JAKARTA – Komisi V DPR Aceh menggelar pertemuan dengan Kementerian Dalam Negeri (Kemendagri) RI, di Gedung H, lantai 15, Selasa 22 November 2022.
Pertemuan yang berlangsung dari pukul 10.00 WIB bertujuan untuk menyampaikan Raqan Aceh tentang kesehatan.
Kehadiran Komisi V DPR Aceh diterima langsung oleh Direktorat Produk Hukum Daerah Ditjen Otda Kementerian Dalam Negeri RI yang diterima oleh Endarto.
“Kita menyampaikan poin poin utama tujuan dari Rancangan Qanun Aceh tentang Perubahan Atas Qanun Aceh Nomor 4 Tahun 2010 tentang Kesehatan,” kata Ketua Komisi V DPR Aceh, M. Rizal Falevi Kirani, saat dikonfirmasi wartawan.

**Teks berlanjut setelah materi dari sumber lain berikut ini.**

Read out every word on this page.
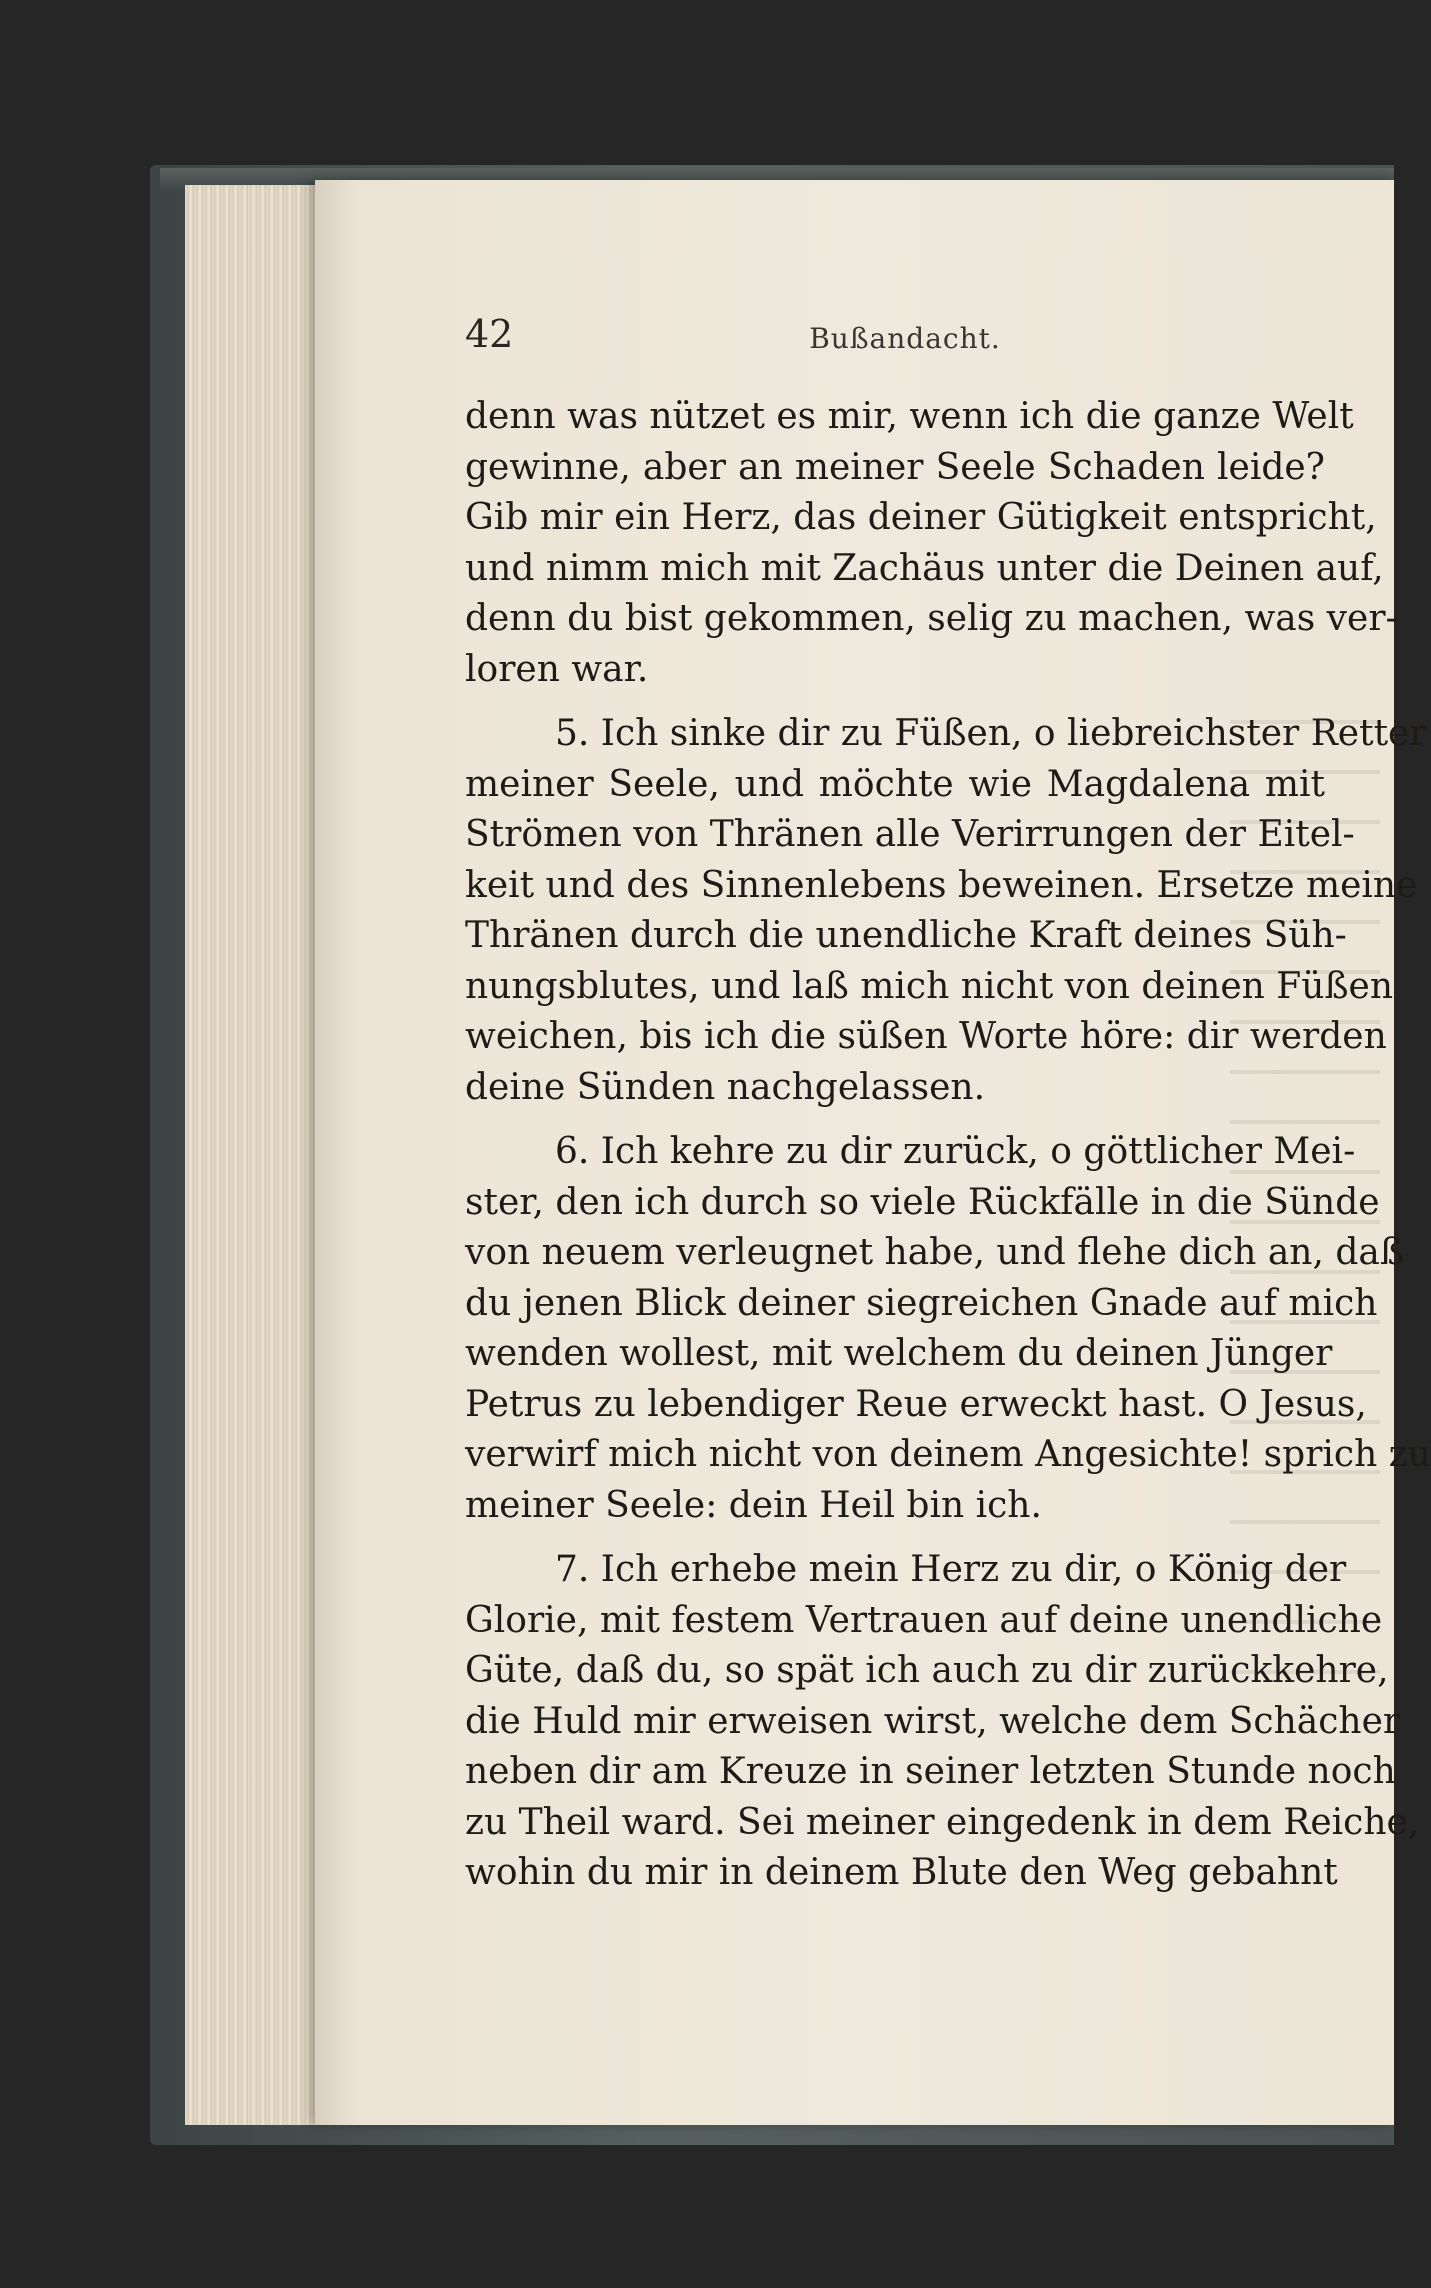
42	Bußandacht.
denn was nützet es mir, wenn ich die ganze Welt
gewinne, aber an meiner Seele Schaden leide?
Gib mir ein Herz, das deiner Gütigkeit entspricht,
und nimm mich mit Zachäus unter die Deinen auf,
denn du bist gekommen, selig zu machen, was ver-
loren war.
5. Ich sinke dir zu Füßen, o liebreichster Retter
meiner Seele, und möchte wie Magdalena mit
Strömen von Thränen alle Verirrungen der Eitel-
keit und des Sinnenlebens beweinen. Ersetze meine
Thränen durch die unendliche Kraft deines Süh-
nungsblutes, und laß mich nicht von deinen Füßen
weichen, bis ich die süßen Worte höre: dir werden
deine Sünden nachgelassen.
6. Ich kehre zu dir zurück, o göttlicher Mei-
ster, den ich durch so viele Rückfälle in die Sünde
von neuem verleugnet habe, und flehe dich an, daß
du jenen Blick deiner siegreichen Gnade auf mich
wenden wollest, mit welchem du deinen Jünger
Petrus zu lebendiger Reue erweckt hast. O Jesus,
verwirf mich nicht von deinem Angesichte! sprich zu
meiner Seele: dein Heil bin ich.
7. Ich erhebe mein Herz zu dir, o König der
Glorie, mit festem Vertrauen auf deine unendliche
Güte, daß du, so spät ich auch zu dir zurückkehre,
die Huld mir erweisen wirst, welche dem Schächer
neben dir am Kreuze in seiner letzten Stunde noch
zu Theil ward. Sei meiner eingedenk in dem Reiche,
wohin du mir in deinem Blute den Weg gebahnt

Pertemuan dengan Kemendagri ini dari Komisi V DPR Aceh dihadiri oleh Ketua Komisi V DPR Aceh M. Rizal Falevi Kirani, Sekretaris Komisi V DPR Aceh Hj. Asmidar S. Pd, beberapa orang anggota Komisi V Tarmizi, SP, Muslim Syamsuddin, ST, MAP, Edi Kamal, A. Md. Kep, Hj. Sartina, Drs. H. Asib Amin dan dr. Purnama Setia Budi, SpOG serta dari Tim Asistensi Pemerintah Aceh dr. Yuanita Dinkes Aceh, dr. Emiralda RSIA, dr. April RSUDZA dan Biro Hukum Aceh Dekstro Alfa, SH., MH.
“Komisi V dan Tim Asistensi Pemerintah Aceh menyampaikan tujuan utama dari perubahan Qanun Kesehatan ini adalah apa yang telah dituangkan dalam Qanun Kesehatan No. 4 Tahun 2010 tentang Kesehatan dapat lebih meningkatkan health coverage untuk seluruh masyarakat Aceh,” ujar Falevi.

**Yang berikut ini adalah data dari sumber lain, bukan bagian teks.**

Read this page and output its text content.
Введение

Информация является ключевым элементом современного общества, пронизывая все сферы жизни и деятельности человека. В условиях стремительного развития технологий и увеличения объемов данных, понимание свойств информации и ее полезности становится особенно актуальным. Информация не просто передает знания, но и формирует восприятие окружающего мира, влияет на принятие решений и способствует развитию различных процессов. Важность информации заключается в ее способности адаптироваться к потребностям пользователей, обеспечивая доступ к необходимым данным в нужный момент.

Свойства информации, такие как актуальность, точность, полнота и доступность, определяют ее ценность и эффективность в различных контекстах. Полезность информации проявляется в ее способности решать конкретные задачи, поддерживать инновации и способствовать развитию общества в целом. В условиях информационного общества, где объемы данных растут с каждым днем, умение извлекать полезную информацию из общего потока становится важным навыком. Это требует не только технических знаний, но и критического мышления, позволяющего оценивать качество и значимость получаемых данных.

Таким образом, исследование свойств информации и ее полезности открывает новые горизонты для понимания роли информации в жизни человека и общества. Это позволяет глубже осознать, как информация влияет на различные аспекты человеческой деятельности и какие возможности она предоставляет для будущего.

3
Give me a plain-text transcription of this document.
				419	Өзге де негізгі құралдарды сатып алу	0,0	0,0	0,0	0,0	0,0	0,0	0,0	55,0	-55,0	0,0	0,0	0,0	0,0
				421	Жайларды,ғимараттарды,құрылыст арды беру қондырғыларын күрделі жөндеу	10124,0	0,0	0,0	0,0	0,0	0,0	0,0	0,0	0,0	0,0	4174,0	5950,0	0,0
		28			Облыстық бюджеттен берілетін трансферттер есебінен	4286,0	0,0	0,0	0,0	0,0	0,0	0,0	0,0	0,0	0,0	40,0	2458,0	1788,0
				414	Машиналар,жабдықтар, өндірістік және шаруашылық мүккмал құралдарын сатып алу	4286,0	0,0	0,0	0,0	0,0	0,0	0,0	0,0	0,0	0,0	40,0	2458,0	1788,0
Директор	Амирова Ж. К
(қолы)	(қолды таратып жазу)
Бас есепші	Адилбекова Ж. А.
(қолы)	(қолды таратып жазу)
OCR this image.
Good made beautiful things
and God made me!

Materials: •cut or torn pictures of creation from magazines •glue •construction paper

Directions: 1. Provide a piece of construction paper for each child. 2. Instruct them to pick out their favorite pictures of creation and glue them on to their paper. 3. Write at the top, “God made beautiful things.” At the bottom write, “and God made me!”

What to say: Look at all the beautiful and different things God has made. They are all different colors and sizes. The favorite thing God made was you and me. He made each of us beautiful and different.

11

“Salah satunya dengan menjabarkan tentang BPJKA secara detail dalam perubahan qanun ini, kemudian mengenai kekhususan Aceh seperti tentang Rumah Sakit Syariah dan juga beberapa mengenai pelayanan kesehatan masyarakat.”
“Komisi V DPR Aceh menyampaikan harapannya agar perubahan rancangan qanun ini dapat segera dikeluarkan hasil fasilitasi sehingga dapat segera diundangkan menjadi Qanun Aceh,” ujar mantan aktivis referendum Aceh ini lagi.

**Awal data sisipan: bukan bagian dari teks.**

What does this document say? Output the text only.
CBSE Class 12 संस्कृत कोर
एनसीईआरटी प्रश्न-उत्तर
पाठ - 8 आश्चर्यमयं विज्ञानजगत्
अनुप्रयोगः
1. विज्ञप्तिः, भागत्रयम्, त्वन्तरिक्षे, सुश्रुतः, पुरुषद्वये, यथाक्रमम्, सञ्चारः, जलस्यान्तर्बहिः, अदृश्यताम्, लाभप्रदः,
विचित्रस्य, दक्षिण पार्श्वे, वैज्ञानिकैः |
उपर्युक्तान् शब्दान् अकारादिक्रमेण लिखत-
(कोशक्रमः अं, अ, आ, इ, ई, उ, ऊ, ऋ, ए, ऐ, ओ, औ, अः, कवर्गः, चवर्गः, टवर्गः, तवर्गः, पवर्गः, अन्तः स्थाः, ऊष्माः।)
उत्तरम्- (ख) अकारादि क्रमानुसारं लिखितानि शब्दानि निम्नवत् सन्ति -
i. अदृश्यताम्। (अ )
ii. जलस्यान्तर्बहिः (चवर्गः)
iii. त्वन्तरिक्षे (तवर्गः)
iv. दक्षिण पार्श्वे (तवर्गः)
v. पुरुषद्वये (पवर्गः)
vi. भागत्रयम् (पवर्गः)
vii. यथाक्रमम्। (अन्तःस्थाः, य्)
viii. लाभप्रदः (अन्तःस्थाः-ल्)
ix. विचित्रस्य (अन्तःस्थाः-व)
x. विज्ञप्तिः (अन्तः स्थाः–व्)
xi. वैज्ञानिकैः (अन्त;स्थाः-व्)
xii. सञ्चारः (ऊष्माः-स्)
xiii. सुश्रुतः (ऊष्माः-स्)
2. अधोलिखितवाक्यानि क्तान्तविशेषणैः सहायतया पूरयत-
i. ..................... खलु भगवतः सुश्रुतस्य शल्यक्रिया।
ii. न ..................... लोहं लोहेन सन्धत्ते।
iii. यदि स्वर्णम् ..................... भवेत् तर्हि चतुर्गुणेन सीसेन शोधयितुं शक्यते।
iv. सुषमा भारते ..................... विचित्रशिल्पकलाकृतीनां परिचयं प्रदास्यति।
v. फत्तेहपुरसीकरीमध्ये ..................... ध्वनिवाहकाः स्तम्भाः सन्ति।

Sementara itu, dalam pertemuan ini Endarto menyampaikan bahwa secara prinsip mendukung upaya Komisi V DPR Aceh dan Pemerintah Aceh melakukan perubahan untuk Qanun Aceh tentang kesehatan yang bertujuan untuk lebih mengoptimalkan pelayanan kesehatan dan pemenuhan hak dasar masyarakat yaitu jaminan kesehatan kepada masyarakat.
Untuk itu Kemendagri akan segera menyampaikan hasil fasilitasi rancangan qanun ini setelah mendapatkan masukan dari Kementerian Kesehatan terkait subtansi tentang tekhnis kesehatan.